Ce décalage entre la finalité originale de collecte et l’utilisation par un modèle d’IA pose un problème direct au regard du principe de limitation des finalités inscrit dans le RGPD. Le droit à l’effacement devient difficile à exercer quand une donnée est intégrée dans les paramètres d’un réseau de neurones.
Réglementations clés : RGPD et Data Governance Act
Le RGPD reste le texte de référence en matière de protection des données personnelles dans l’Union européenne. Il impose aux organisations de recueillir un consentement explicite, de limiter la collecte aux données strictement nécessaires et de garantir aux individus plusieurs droits fondamentaux :
- Droit d’accès : toute personne peut demander à une entreprise quelles données la concernant sont traitées, dans quel but et avec quels destinataires
- Droit à l’effacement : possibilité d’exiger la suppression de ses données lorsque le traitement n’est plus justifié ou que le consentement est retiré
- Droit à la portabilité : récupérer ses données dans un format structuré pour les transférer à un autre responsable de traitement
- Droit d’opposition : refuser un traitement fondé sur l’intérêt légitime de l’organisation, y compris le profilage
Data Governance Act : un complément au RGPD
Le règlement européen sur la gouvernance des données (Data Governance Act), applicable depuis septembre 2023, introduit un cadre pour les intermédiaires de partage de données. Il impose une séparation stricte entre l’activité de courtier de données et toute utilisation commerciale des données traitées.
Ce texte vise la réutilisation de données, y compris certaines données personnelles, à des fins d’intérêt général. Les garanties de confidentialité supplémentaires qu’il prévoit s’ajoutent aux obligations du RGPD sans s’y substituer.

Obligations concrètes des entreprises en matière de conformité
La mise en conformité ne se résume pas à publier une politique de confidentialité sur un site web. Elle implique des processus internes vérifiables et une gouvernance documentée.

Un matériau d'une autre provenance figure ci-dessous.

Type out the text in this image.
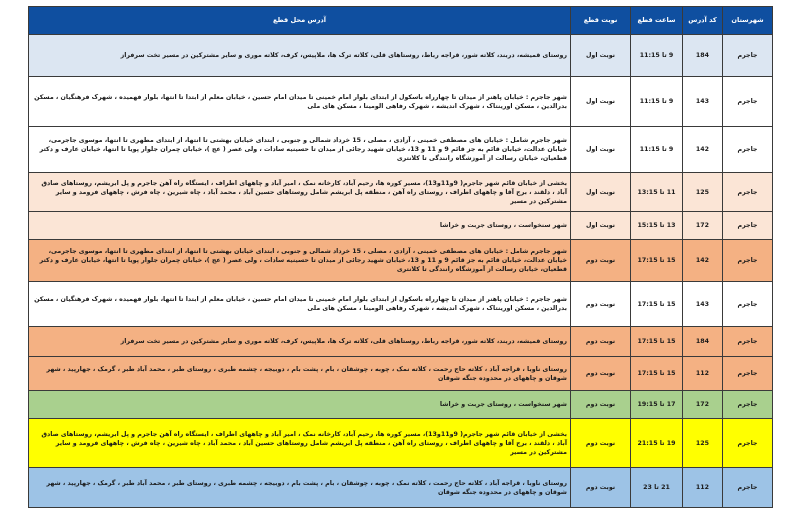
شهرستان	کد آدرس	ساعت قطع	نوبت قطع	آدرس محل قطع
جاجرم	184	9 تا 11:15	نوبت اول	روستای قمیشه، دربند، کلاته شور، قراجه رباط، روستاهای قلی، کلاته ترک ها، ملاپیس، کرف، کلاته موری و سایر مشترکین در مسیر تخت سرفراز

جاجرم	143	9 تا 11:15	نوبت اول	شهر جاجرم : خیابان پاهنر از میدان تا چهارراه باسکول از ابتدای بلوار امام خمینی تا میدان امام حسین ، خیابان معلم از ابتدا تا انتها، بلوار فهمیده ، شهرک فرهنگیان ، مسکن بدرالدین ، مسکن اورینتاک ، شهرک اندیشه ، شهرک رفاهی الومینا ، مسکن های ملی

جاجرم	142	9 تا 11:15	نوبت اول	شهر جاجرم شامل : خیابان های مصطفی خمینی ، آزادی ، مصلی ، 15 خرداد شمالی و جنوبی ، ابتدای خیابان بهشتی تا انتها، از ابتدای مطهری تا انتها، موسوی جاجرمی، خیابان عدالت، خیابان قائم به جز قائم 9 و 11 و 13، خیابان شهید رجائی از میدان تا حسینیه سادات ، ولی عصر ( عج )، خیابان چمران جلوار پویا تا انتها، خیابان عارف و دکتر قطعیان، خیابان رسالت از آموزشگاه رانندگی تا کلانتری

جاجرم	125	11 تا 13:15	نوبت اول	بخشی از خیابان قائم شهر جاجرم( 9و11و13)، مسیر کوره ها، رحیم آباد، کارخانه نمک ، امیر آباد و چاههای اطراف ، ایستگاه راه آهن جاجرم و پل ابریشم، روستاهای صادق آباد ، دلقند ، برج آقا و چاههای اطراف ، روستای راه آهن ، منطقه پل ابریشم شامل روستاهای حسین آباد ، محمد آباد ، چاه شیرین ، چاه فرش ، چاههای فرومد و سایر مشترکین در مسیر

جاجرم	172	13 تا 15:15	نوبت اول	شهر سنخواست ، روستای جربت و خراشا

جاجرم	142	15 تا 17:15	نوبت دوم	شهر جاجرم شامل : خیابان های مصطفی خمینی ، آزادی ، مصلی ، 15 خرداد شمالی و جنوبی ، ابتدای خیابان بهشتی تا انتها، از ابتدای مطهری تا انتها، موسوی جاجرمی، خیابان عدالت، خیابان قائم به جز قائم 9 و 11 و 13، خیابان شهید رجائی از میدان تا حسینیه سادات ، ولی عصر ( عج )، خیابان چمران جلوار پویا تا انتها، خیابان عارف و دکتر قطعیان، خیابان رسالت از آموزشگاه رانندگی تا کلانتری

جاجرم	143	15 تا 17:15	نوبت دوم	شهر جاجرم : خیابان پاهنر از میدان تا چهارراه باسکول از ابتدای بلوار امام خمینی تا میدان امام حسین ، خیابان معلم از ابتدا تا انتها، بلوار فهمیده ، شهرک فرهنگیان ، مسکن بدرالدین ، مسکن اورینتاک ، شهرک اندیشه ، شهرک رفاهی الومینا ، مسکن های ملی

جاجرم	184	15 تا 17:15	نوبت دوم	روستای قمیشه، دربند، کلاته شور، قراجه رباط، روستاهای قلی، کلاته ترک ها، ملاپیس، کرف، کلاته موری و سایر مشترکین در مسیر تخت سرفراز

جاجرم	112	15 تا 17:15	نوبت دوم	روستای ناوبا ، قراجه آباد ، کلاته حاج رحمت ، کلاته نمک ، چوبه ، چوشقان ، بام ، پشت بام ، دوبیجه ، چشمه طبری ، روستای طبر ، محمد آباد طبر ، گرمک ، جهارپید ، شهر شوقان و چاههای در محدوده جنگه شوقان

جاجرم	172	17 تا 19:15	نوبت دوم	شهر سنخواست ، روستای جربت و خراشا

جاجرم	125	19 تا 21:15	نوبت دوم	بخشی از خیابان قائم شهر جاجرم( 9و11و13)، مسیر کوره ها، رحیم آباد، کارخانه نمک ، امیر آباد و چاههای اطراف ، ایستگاه راه آهن جاجرم و پل ابریشم، روستاهای صادق آباد ، دلقند ، برج آقا و چاههای اطراف ، روستای راه آهن ، منطقه پل ابریشم شامل روستاهای حسین آباد ، محمد آباد ، چاه شیرین ، چاه فرش ، چاههای فرومد و سایر مشترکین در مسیر

جاجرم	112	21 تا 23	نوبت دوم	روستای ناوبا ، قراجه آباد ، کلاته حاج رحمت ، کلاته نمک ، چوبه ، چوشقان ، بام ، پشت بام ، دوبیجه ، چشمه طبری ، روستای طبر ، محمد آباد طبر ، گرمک ، جهارپید ، شهر شوقان و چاههای در محدوده جنگه شوقان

- Cartographier les traitements de données : recenser chaque flux de données personnelles, de la collecte à la suppression, en identifiant la base légale applicable
- Minimiser la collecte : ne demander que les informations réellement nécessaires à la finalité déclarée, un principe souvent négligé dans les formulaires en ligne
- Former les équipes : les failles de confidentialité proviennent fréquemment d’erreurs humaines (envoi d’un fichier au mauvais destinataire, accès non révoqué après un départ)
- Documenter les violations : le RGPD impose une notification à l’autorité de contrôle dans un délai de 72 heures après la découverte d’une violation de données personnelles
La conformité est un processus continu, pas un état figé. Les traitements évoluent avec les outils utilisés, les partenaires sollicités et les réglementations adoptées.
Sécurité des données et confidentialité : deux niveaux d’action
Une organisation peut disposer d’une infrastructure de sécurité performante (pare-feu, chiffrement, authentification multifacteur) tout en violant les principes de confidentialité si elle utilise les données collectées à des fins non consenties. En revanche, une politique de confidentialité irréprochable sur le papier ne protège rien si les mesures de sécurité techniques sont absentes ou obsolètes.
Les deux dimensions doivent progresser en parallèle. Un audit de conformité RGPD qui ne vérifie pas les dispositifs de sécurité passe à côté de la moitié du problème.
La protection des données et la confidentialité forment un cadre à deux étages : le premier définit les règles d’accès et de traitement, le second garantit leur application technique. Avec l’entrée de l’IA générative dans le champ réglementaire et l’application du Data Governance Act depuis 2023, le périmètre de conformité s’élargit bien au-delà du seul RGPD.